I do a fair amount of web work (both design and development). Whether it is for grant funded projects or teaching, I’ve always got my hands in some sort of web code (HTML, XHTML, XML, PHP, etc.). Back in the day, Macromedia (now Adobe) Dreamweaver was my HTML editor of choice. It was fully featured and efficient. However, as new versions of Dreamweaver were released, it became bloated. More and more features were added that I simply didn’t need or use, and the program became pretty top heavy. The result was that I started looking for a new HTML editor. What I found was Coda. Developed by Panic, Coda is a “one window” web development environment—which basically means that Coda contains a series of features for design, coding, testing, and reference that would normally be spread out across several applications.
Coda’s editor is elegant and quite powerful (and allows real time collaborating using the Subetha Engine).

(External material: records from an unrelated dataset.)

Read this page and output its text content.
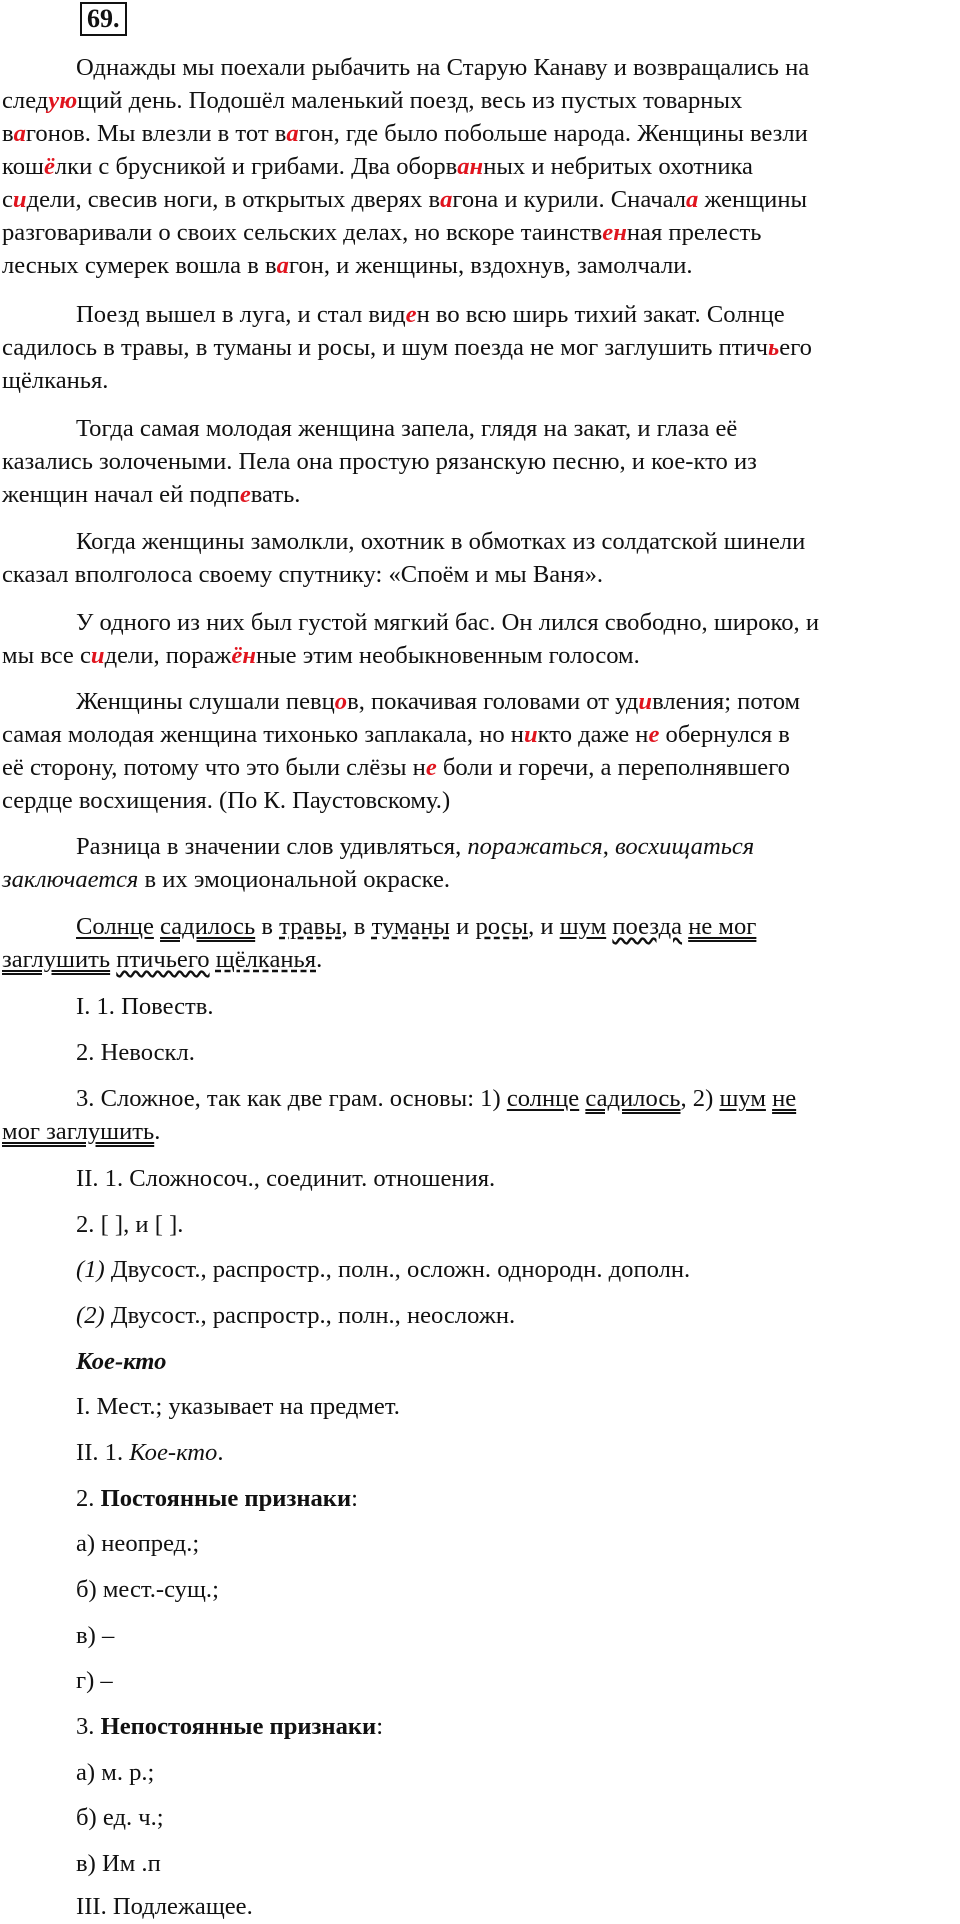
69.
Однажды мы поехали рыбачить на Старую Канаву и возвращались на
следующий день. Подошёл маленький поезд, весь из пустых товарных
вагонов. Мы влезли в тот вагон, где было побольше народа. Женщины везли
кошёлки с брусникой и грибами. Два оборванных и небритых охотника
сидели, свесив ноги, в открытых дверях вагона и курили. Сначала женщины
разговаривали о своих сельских делах, но вскоре таинственная прелесть
лесных сумерек вошла в вагон, и женщины, вздохнув, замолчали.
Поезд вышел в луга, и стал виден во всю ширь тихий закат. Солнце
садилось в травы, в туманы и росы, и шум поезда не мог заглушить птичьего
щёлканья.
Тогда самая молодая женщина запела, глядя на закат, и глаза её
казались золочеными. Пела она простую рязанскую песню, и кое-кто из
женщин начал ей подпевать.
Когда женщины замолкли, охотник в обмотках из солдатской шинели
сказал вполголоса своему спутнику: «Споём и мы Ваня».
У одного из них был густой мягкий бас. Он лился свободно, широко, и
мы все сидели, поражённые этим необыкновенным голосом.
Женщины слушали певцов, покачивая головами от удивления; потом
самая молодая женщина тихонько заплакала, но никто даже не обернулся в
её сторону, потому что это были слёзы не боли и горечи, а переполнявшего
сердце восхищения. (По К. Паустовскому.)
Разница в значении слов удивляться, поражаться, восхищаться
заключается в их эмоциональной окраске.
Солнце садилось в травы, в туманы и росы, и шум поезда не мог
заглушить птичьего щёлканья.
I. 1. Повеств.
2. Невоскл.
3. Сложное, так как две грам. основы: 1) солнце садилось, 2) шум не
мог заглушить.
II. 1. Сложносоч., соединит. отношения.
2. [ ], и [ ].
(1) Двусост., распростр., полн., осложн. однородн. дополн.
(2) Двусост., распростр., полн., неосложн.
Кое-кто
I. Мест.; указывает на предмет.
II. 1. Кое-кто.
2. Постоянные признаки:
а) неопред.;
б) мест.-сущ.;
в) –
г) –
3. Непостоянные признаки:
а) м. р.;
б) ед. ч.;
в) Им .п
III. Подлежащее.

In addition, it has a a version of Transmit (Panic’s awesome FTP client) built right in. You’ll also find an SVN client and a terminal under the hood. Coda’s price is also pretty decent. A license will only set you back $99. The bottom line is that I would be completely lost without Coda.
What About You?
So, now that I’ve laid out some of the applications that make my life a heck of a lot easier, what about you? What are the programs you can’t live without?